Broome has been collecting examples of the Mandela Effect on her website, Mandelaeffect.com, for years. The name comes from a widely held conviction that South African president Nelson Mandela died in prison decades ago, rather than surrounded by his family in 2013. Many Mandela’d memories center around the deaths of famous people; other common themes are television plotlines that never occurred, landmarks placed differently than visitors remember, and products with alternate names (Jif or Jiffy Peanut Butter?) or histories (when was the Segway invented?).
Of the hardcore Steiners—those who have searched their bookshelves and their souls and still know the Bears to be Berenstein—some believe in the timestream theory: many, like Mary Garcia, are comforted by the fact that they are at least “from the same reality” as each other. Others blame a meddlesome time traveler who, presumably, made a surprisingly consequential typo en route to interrupting the Y2K disaster. Still others pin the bear paradox specifically on a conspiracy of dubious provenance: “Somewhere along the line the name has changed to the Berenstain Bears,” a man named Louis wrote to Broome in 2014. “No record of “stein” which is definitely how it was when i was younger. No question about it.”

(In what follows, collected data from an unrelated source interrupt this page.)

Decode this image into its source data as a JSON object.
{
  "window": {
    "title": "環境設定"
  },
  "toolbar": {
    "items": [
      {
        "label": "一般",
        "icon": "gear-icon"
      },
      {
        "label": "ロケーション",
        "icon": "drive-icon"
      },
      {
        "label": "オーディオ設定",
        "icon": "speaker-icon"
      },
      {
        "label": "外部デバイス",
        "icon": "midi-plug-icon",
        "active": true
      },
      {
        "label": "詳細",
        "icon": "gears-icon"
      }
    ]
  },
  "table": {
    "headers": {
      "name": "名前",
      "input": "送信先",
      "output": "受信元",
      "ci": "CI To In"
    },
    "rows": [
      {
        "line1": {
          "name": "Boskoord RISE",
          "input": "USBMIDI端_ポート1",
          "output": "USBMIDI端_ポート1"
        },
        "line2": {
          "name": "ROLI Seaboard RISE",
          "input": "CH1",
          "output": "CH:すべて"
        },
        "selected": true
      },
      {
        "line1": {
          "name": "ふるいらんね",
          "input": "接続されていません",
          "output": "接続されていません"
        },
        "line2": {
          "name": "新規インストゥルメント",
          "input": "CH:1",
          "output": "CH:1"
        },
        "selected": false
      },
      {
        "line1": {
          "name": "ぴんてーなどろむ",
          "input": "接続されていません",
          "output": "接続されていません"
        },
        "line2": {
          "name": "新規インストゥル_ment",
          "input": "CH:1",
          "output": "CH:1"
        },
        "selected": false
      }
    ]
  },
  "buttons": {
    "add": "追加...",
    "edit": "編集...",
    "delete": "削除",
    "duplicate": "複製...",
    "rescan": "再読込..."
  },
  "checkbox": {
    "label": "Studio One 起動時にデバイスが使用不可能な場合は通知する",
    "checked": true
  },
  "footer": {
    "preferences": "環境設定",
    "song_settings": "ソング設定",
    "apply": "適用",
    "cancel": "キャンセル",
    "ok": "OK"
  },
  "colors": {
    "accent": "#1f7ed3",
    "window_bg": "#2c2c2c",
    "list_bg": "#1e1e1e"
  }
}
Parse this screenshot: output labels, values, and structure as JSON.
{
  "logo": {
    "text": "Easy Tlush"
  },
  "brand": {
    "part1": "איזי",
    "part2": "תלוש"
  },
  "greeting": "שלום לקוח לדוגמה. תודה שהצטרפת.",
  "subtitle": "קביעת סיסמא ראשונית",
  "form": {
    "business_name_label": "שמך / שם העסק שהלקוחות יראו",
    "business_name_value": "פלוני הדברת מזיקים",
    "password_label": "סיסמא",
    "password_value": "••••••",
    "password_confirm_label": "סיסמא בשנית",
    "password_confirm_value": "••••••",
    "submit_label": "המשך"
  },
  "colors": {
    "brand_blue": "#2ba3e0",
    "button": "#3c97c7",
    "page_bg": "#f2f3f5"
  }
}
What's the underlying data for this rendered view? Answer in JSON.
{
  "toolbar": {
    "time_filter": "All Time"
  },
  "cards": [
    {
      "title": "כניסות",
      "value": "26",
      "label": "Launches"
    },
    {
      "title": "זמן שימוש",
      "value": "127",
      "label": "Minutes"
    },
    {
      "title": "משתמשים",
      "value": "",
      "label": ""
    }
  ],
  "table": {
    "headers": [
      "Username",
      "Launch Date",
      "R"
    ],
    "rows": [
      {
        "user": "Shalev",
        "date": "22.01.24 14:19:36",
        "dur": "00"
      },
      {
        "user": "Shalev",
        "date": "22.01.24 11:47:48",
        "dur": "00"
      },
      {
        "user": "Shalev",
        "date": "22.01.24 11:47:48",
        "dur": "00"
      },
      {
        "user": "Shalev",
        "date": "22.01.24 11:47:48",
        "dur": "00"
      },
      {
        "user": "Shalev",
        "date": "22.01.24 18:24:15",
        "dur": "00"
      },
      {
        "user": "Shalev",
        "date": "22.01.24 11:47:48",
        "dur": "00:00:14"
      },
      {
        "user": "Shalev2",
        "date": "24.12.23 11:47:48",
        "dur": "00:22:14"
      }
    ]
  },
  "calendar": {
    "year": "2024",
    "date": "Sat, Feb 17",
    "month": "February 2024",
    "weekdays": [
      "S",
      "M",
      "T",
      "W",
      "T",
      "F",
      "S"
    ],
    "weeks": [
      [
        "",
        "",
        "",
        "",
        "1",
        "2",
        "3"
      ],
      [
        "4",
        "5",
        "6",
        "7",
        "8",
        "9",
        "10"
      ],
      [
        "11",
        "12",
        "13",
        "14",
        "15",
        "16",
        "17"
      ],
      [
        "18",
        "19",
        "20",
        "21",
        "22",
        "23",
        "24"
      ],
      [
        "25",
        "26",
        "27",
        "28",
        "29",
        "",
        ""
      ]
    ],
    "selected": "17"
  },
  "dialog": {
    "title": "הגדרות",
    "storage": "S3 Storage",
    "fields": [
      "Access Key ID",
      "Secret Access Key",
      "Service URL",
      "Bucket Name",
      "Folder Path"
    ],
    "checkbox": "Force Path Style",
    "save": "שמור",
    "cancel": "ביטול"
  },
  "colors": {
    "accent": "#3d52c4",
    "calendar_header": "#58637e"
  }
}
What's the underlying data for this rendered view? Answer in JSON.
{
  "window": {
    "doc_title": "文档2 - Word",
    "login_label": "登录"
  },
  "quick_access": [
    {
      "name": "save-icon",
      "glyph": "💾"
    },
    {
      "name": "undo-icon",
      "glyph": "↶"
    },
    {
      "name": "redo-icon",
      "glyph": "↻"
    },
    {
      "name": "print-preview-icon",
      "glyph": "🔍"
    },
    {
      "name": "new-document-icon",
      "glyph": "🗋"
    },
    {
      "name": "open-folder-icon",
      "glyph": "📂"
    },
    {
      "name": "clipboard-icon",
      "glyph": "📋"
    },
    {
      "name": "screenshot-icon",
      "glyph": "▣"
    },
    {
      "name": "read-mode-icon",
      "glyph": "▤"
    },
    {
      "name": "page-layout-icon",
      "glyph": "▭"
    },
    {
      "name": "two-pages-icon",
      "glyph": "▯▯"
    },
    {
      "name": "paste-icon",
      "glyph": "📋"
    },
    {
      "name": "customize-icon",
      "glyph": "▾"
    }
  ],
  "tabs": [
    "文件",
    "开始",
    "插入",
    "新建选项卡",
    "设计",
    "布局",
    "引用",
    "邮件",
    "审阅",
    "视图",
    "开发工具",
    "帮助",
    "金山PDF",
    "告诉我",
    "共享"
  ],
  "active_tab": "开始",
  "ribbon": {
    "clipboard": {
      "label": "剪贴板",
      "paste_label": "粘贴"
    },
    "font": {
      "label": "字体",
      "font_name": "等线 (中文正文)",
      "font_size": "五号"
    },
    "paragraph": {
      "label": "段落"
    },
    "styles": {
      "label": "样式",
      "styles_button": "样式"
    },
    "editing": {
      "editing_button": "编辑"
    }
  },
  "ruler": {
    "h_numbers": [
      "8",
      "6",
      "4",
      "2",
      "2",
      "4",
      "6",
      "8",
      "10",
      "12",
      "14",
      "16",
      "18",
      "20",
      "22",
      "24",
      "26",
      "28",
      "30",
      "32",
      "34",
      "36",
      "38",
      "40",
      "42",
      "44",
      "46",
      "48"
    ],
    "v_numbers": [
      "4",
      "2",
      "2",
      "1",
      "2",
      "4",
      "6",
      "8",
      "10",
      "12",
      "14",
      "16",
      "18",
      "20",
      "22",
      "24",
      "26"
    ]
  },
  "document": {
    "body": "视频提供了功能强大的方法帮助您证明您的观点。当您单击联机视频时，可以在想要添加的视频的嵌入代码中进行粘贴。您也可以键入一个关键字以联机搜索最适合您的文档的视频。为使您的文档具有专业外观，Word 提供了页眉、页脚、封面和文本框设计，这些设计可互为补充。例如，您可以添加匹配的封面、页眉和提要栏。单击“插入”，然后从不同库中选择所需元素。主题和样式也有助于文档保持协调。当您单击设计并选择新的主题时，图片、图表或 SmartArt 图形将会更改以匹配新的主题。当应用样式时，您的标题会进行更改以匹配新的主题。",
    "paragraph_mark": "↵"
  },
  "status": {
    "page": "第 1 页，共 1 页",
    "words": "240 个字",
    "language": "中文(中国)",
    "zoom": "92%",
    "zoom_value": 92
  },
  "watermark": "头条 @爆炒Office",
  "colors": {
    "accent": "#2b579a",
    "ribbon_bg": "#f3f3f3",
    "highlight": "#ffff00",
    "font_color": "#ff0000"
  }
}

The Berenst#in Bears taught us many things—how to share, how to deal with nannies, and how to clean up after ourselves, for starters. But even they could not prepare us for the ravages of time, the strangeness of our own brains, or the contingencies of the Internet. So: when did Mandela die? How many states are there in the Union? Berenstein or Berenstain? Each of us, it seems, must decide for ourselves.